Baile no Willie Davids: Guarani aplica histórico 5 a 0 e assume protagonismo no G4
Com a maior goleada da Série C 2026 até aqui, Bugre mantém invencibilidade, atinge o G4 e expõe fragilidade defensiva do Maringá.
Por Marcus Moraes
A noite de 11 de maio de 2026 redesenhou o panorama da Série C do Campeonato Brasileiro. Em confronto válido pela 6ª rodada da fase inicial, o Estádio Willie Davids, em Maringá, testemunhou uma exibição de gala dos visitantes. O Guarani foi cirúrgico e não deu chances ao dono da casa, aplicando um placar avassalador que se tornou, estatisticamente, a maior goleada da competição em termos de diferença de gols nesta temporada.
O domínio absoluto resultou no placar de Maringá FC 0–5 Guarani , um resultado que projeta o Bugre a um novo patamar técnico. Mais do que os três pontos, a eficiência ofensiva demonstrou uma tendência estatística de crescimento: a equipe de Campinas converteu suas chances com uma precisão muito superior à média da liga, transformando um jogo teoricamente equilibrado em um monólogo tático em solo paranaense.
Com o triunfo, o Guarani deu um salto importante na tabela, subindo da 6ª para a 4ª posição, agora com 12 pontos. Ocupando o G4, o time mantém um aproveitamento sólido de 66% e sustenta um dado fundamental para qualquer aspirante ao título: é um dos únicos três clubes ainda invictos na competição, ao lado de Paysandu e Brusque . Essa invencibilidade após seis rodadas consolida o Bugre como um competidor de elite.
A análise dos números revela que a força bugrina reside no equilíbrio entre os setores.
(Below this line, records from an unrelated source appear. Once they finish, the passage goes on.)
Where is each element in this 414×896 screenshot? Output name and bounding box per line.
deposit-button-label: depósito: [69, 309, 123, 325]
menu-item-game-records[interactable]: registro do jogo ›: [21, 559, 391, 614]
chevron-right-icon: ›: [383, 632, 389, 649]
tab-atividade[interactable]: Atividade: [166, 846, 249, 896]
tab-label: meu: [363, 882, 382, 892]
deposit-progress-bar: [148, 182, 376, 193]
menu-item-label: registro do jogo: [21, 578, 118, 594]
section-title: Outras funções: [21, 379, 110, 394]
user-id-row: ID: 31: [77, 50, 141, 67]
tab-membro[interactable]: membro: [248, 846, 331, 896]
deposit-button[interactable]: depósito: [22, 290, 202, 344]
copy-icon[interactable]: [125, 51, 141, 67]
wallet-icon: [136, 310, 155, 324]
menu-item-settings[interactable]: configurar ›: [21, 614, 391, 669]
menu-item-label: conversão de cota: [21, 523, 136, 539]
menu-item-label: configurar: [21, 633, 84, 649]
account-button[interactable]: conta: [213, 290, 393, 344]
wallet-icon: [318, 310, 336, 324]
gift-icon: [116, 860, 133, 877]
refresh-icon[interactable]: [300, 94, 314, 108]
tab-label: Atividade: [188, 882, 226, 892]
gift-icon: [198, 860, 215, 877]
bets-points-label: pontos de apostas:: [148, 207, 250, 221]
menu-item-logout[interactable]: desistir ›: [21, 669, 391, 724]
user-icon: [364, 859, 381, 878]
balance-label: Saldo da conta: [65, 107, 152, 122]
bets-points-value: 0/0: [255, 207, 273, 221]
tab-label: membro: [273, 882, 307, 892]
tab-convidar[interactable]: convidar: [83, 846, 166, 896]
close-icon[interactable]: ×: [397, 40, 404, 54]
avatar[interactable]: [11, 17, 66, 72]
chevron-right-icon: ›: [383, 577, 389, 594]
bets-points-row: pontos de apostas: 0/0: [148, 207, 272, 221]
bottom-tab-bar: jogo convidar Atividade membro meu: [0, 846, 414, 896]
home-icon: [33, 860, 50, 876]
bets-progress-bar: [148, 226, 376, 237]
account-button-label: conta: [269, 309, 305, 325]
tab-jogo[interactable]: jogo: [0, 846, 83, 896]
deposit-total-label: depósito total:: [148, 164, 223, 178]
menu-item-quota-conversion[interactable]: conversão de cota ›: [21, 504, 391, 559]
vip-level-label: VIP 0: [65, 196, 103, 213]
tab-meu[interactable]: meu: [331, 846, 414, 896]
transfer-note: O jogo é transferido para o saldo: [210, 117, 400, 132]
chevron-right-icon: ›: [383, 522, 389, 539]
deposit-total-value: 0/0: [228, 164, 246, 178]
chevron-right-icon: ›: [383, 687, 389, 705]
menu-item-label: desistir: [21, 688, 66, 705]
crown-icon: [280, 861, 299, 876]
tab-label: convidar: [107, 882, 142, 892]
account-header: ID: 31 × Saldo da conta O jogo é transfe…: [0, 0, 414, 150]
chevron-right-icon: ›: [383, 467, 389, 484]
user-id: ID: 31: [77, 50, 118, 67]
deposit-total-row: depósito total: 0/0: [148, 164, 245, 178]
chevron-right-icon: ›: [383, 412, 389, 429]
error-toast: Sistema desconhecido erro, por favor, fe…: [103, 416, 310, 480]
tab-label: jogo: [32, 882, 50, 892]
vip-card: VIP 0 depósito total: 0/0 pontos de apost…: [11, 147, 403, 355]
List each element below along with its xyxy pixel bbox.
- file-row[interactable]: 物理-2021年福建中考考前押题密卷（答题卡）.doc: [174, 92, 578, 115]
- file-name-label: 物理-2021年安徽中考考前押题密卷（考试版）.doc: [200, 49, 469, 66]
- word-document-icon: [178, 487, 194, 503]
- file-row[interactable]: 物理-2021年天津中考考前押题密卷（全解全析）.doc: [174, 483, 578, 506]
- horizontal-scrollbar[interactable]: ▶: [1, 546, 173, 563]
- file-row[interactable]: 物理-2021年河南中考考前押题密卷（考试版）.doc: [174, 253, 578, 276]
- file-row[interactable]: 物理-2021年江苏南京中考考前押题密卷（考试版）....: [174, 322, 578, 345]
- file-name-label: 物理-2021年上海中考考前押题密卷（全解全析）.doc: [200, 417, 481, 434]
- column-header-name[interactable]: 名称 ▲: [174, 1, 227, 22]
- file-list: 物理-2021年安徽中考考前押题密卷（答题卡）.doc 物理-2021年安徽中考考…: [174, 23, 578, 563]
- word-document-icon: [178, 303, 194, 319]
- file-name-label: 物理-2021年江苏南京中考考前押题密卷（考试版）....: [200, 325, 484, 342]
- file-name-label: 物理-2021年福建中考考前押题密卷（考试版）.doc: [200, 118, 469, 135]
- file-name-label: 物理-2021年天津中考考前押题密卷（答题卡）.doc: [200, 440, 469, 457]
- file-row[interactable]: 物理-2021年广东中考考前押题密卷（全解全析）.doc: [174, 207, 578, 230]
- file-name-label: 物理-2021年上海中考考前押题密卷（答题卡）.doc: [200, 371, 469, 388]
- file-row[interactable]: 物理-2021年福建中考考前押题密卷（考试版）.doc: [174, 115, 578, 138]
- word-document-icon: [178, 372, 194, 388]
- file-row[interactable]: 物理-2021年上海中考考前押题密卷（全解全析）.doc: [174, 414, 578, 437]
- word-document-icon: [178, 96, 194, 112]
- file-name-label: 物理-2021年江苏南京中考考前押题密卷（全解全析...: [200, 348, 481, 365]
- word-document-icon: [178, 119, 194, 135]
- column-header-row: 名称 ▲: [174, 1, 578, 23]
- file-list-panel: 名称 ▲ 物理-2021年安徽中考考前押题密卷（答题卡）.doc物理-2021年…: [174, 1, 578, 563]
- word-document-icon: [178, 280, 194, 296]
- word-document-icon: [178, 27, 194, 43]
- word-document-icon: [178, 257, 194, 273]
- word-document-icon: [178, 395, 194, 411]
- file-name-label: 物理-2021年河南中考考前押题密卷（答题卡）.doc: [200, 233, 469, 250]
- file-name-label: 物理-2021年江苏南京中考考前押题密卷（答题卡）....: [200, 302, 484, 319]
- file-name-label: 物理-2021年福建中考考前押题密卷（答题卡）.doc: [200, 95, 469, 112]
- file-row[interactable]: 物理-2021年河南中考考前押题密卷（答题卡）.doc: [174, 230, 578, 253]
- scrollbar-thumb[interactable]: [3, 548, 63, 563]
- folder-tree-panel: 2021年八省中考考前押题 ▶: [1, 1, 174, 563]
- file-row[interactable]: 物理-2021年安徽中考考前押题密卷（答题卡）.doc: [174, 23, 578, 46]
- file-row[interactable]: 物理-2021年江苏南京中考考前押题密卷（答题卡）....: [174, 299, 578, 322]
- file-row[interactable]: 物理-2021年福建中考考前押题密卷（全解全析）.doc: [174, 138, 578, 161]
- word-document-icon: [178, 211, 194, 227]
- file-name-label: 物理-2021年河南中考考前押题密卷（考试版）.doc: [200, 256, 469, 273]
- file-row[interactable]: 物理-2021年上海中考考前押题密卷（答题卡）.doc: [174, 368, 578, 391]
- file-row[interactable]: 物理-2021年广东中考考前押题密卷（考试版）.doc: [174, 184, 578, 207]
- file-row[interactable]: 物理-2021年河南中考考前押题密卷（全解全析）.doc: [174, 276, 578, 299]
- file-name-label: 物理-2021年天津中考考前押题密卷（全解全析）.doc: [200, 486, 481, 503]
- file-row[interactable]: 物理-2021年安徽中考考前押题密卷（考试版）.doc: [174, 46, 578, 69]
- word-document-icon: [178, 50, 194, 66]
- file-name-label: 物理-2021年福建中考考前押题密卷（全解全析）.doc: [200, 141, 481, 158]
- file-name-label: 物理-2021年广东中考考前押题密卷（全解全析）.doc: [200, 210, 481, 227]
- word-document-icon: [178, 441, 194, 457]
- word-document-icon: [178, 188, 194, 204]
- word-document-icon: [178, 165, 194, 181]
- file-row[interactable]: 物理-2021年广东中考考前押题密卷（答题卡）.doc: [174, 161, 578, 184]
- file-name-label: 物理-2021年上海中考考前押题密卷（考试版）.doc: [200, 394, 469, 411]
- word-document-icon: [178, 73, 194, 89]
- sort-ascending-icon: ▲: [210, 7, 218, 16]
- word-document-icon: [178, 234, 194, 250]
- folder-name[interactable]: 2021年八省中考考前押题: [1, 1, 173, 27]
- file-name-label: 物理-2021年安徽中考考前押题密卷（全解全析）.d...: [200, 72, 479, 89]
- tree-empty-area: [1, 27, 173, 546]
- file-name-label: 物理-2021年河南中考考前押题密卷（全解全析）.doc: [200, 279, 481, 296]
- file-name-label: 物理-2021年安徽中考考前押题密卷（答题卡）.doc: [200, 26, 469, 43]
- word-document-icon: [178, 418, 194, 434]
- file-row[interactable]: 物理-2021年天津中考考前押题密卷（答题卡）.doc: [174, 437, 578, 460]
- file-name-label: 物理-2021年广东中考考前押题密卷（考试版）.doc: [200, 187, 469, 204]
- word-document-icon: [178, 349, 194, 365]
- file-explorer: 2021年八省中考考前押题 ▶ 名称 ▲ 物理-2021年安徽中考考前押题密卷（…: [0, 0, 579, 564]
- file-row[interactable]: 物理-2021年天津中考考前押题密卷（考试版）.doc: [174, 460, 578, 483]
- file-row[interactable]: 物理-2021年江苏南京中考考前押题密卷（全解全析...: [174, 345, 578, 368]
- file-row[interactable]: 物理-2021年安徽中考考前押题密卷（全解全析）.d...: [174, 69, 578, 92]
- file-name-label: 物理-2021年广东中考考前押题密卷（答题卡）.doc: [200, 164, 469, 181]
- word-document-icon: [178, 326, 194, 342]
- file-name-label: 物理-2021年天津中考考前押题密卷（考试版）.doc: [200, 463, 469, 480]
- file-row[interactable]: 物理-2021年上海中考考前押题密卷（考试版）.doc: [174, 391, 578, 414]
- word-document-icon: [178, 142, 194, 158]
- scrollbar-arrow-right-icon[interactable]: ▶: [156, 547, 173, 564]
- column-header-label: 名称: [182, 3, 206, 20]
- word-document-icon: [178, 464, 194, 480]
Com saldo de +8 (o melhor do Grupo A), o Guarani marcou 12 gols e sofreu apenas 4. No aspecto defensivo, o time ostenta a segunda melhor marca entre os quatro primeiros colocados, ficando atrás apenas do Amazonas , que sofreu apenas 2 gols. Essa solidez na retaguarda foi o alicerce para a construção do placar elástico fora de casa.
Por outro lado, o Maringá FC vive um verdadeiro paradoxo estatístico. Embora divida com o Paysandu o posto de melhor ataque da Série C com 13 gols marcados, o time paranaense possui a defesa mais vazada entre todos os ocupantes do G8, com 17 gols sofridos. Esse desequilíbrio custou caro: com o revés de 0–5 , o saldo de gols despencou para -4 e a equipe caiu da 5ª para a 8ª colocação, fechando a zona de classificação.
O cenário no Willie Davids foi de desolação para a torcida local. O estádio, que costuma registrar bons públicos — como no duelo contra o Brusque , que atraiu 4.859 pagantes —, não viu sua equipe retribuir o apoio das arquibancadas. O Maringá FC falhou em premiar sua base leal de fãs, que assistiu passivamente à pane defensiva de um elenco que, apesar do poder de fogo, não consegue estancar a hemorragia de gols sofridos.
A vitória estratégica permitiu que o Guarani ultrapassasse concorrentes diretos que estagnaram na rodada, como o Ypiranga , assumindo o quarto posto com autoridade. No topo da pirâmide, a briga segue intensa: o Paysandu lidera com 14 pontos, mesma pontuação do vice-líder Brusque , enquanto o Amazonas aparece em terceiro com 13 pontos, apenas um degrau acima do Bugre.
O panorama geral da Série C após seis rodadas evidencia um equilíbrio extremo na zona de classificação (G8). Apenas cinco pontos separam o líder do oitavo colocado, o que torna vitórias por margens amplas um critério de desempate valioso. O Guarani soube usar o regulamento e o momento anímico a seu favor, construindo uma vantagem que pode ser decisiva na definição das vagas para a segunda fase.
Enquanto o Guarani celebra a consolidação de sua identidade tática e a manutenção da invencibilidade, o Maringá FC entra em estado de alerta. A equipe paranaense precisa urgentemente reconstruir seu sistema defensivo para que o seu ataque "top-tier" não seja desperdiçado por falhas estruturais. Para o Bugre, o 5 a 0 é a confirmação de que o time está pronto para lutar pela liderança do certame.